Methods. A total of 159 ischemic stroke patients were included: 58 patients with a favorable prognosis (>10° of FE) were randomly allocated to 3 weeks of mCIMT or usual care only; 101 patients with an unfavorable prognosis were allocated to 3-week EMG-NMS or usual care only. Both interventions started within 14 days poststroke, lasted up until 5 weeks, focused at preservation or return of FE.  

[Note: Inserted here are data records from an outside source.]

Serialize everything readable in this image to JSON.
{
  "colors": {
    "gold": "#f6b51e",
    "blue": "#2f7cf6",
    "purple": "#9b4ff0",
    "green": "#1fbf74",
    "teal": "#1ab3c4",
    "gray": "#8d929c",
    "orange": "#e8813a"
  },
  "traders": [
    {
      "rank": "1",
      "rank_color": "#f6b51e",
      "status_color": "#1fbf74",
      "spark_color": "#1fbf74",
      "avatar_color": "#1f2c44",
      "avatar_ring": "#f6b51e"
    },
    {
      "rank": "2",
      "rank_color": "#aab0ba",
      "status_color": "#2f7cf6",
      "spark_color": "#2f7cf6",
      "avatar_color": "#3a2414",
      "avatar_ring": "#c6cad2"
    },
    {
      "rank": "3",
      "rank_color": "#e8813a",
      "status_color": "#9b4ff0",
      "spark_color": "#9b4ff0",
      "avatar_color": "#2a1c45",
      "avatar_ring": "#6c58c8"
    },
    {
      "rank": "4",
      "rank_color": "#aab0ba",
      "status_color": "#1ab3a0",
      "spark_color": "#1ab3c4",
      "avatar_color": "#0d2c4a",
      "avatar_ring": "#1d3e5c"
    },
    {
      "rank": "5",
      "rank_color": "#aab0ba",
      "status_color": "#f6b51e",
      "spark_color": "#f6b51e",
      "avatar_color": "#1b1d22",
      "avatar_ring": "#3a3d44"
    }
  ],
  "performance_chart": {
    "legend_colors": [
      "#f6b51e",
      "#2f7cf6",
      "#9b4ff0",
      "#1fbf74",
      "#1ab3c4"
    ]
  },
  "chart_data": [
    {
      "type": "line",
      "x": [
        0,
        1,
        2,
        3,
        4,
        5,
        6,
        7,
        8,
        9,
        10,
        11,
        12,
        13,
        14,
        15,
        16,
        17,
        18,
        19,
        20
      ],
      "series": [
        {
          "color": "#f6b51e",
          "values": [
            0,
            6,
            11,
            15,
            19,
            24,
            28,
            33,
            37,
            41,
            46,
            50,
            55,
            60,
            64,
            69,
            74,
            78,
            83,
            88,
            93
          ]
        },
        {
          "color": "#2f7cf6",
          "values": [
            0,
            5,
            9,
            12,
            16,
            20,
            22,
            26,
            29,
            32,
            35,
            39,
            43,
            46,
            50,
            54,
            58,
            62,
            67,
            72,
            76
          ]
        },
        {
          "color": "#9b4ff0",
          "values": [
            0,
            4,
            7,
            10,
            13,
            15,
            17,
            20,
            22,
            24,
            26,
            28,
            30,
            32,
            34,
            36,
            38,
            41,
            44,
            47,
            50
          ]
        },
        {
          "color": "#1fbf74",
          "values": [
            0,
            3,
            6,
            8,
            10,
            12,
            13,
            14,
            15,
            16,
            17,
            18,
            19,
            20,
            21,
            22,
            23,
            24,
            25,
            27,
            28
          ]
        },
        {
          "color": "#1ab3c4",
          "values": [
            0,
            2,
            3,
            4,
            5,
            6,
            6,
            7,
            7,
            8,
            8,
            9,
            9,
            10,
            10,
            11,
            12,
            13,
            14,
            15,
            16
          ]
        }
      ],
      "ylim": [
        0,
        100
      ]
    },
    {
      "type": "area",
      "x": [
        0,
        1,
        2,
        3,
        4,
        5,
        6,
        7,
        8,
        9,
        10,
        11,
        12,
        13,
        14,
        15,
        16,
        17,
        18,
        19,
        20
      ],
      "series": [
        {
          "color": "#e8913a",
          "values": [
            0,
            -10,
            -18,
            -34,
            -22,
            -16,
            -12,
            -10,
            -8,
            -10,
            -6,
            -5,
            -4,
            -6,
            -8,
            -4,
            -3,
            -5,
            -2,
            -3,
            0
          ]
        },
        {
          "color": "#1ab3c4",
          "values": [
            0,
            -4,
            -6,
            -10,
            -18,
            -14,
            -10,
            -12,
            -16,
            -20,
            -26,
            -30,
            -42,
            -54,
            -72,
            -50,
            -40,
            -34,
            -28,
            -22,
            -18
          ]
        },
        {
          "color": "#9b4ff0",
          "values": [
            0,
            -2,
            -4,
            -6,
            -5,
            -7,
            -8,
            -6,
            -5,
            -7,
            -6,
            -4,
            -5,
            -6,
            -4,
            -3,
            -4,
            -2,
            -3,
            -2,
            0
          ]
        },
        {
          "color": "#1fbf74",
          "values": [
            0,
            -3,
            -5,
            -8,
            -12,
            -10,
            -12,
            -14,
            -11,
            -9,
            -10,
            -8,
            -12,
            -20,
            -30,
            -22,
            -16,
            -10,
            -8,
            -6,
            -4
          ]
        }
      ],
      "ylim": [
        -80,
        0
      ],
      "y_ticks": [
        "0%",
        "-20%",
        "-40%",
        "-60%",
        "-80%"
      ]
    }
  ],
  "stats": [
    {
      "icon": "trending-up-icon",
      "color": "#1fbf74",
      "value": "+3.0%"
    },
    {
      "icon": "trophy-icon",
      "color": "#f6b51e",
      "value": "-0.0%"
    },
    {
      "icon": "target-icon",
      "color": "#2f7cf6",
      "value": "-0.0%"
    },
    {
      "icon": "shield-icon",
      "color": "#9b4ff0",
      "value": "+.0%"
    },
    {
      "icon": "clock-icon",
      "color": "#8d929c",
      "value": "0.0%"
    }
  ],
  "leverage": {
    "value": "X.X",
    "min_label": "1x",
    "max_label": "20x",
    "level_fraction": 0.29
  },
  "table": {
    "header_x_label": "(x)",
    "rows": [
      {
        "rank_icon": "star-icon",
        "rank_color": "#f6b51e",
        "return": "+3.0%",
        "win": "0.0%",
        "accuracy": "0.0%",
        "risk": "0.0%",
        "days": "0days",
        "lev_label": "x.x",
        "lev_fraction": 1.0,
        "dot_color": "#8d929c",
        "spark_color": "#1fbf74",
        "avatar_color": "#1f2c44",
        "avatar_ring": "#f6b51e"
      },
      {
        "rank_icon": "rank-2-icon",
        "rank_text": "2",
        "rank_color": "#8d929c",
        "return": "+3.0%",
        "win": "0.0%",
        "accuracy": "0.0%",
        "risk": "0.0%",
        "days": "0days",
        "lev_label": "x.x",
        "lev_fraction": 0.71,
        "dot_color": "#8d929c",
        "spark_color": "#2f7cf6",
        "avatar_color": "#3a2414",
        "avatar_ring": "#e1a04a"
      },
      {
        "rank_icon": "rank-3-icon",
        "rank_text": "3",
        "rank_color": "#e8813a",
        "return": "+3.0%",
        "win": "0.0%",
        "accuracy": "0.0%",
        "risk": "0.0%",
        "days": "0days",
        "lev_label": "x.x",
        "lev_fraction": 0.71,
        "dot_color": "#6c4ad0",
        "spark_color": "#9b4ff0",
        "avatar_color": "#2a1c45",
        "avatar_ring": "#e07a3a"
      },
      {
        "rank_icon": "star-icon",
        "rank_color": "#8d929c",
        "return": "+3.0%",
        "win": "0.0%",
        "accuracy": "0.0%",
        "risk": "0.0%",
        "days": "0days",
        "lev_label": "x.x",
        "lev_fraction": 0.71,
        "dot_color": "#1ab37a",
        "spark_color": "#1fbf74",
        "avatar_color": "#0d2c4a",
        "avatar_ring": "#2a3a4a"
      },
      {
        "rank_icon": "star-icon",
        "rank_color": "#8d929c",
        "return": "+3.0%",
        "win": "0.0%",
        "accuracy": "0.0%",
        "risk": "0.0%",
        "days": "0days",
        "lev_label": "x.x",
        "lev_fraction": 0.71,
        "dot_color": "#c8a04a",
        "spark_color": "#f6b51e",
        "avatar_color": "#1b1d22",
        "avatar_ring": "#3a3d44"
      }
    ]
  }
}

Results. Upper limb capacity was measured with the Action Research Arm Test (ARAT), assessed weekly within the first 5 weeks poststroke and at postassessments at 8, 12, and 26 weeks. Clinically relevant differences in ARAT in favor of mCIMT were found after 5, 8, and 12 weeks poststroke (respectively, 6, 7, and 7 points; P < .05), but not after 26 weeks. We did not find statistically significant differences between mCIMT and usual care on impairment measures, such as the Fugl-Meyer assessment of the arm (FMA-UE). EMG-NMS did not result in significant differences. Conclusions. Three weeks of early mCIMT is superior to usual care in terms of regaining upper limb capacity in patients with a favorable prognosis; 3 weeks of EMG-NMS in patients with an unfavorable prognosis is not beneficial. Despite meaningful improvements in upper limb capacity, no evidence was found that the time-dependent neurological improvements early poststroke are significantly influenced by either mCIMT or EMG-NMS.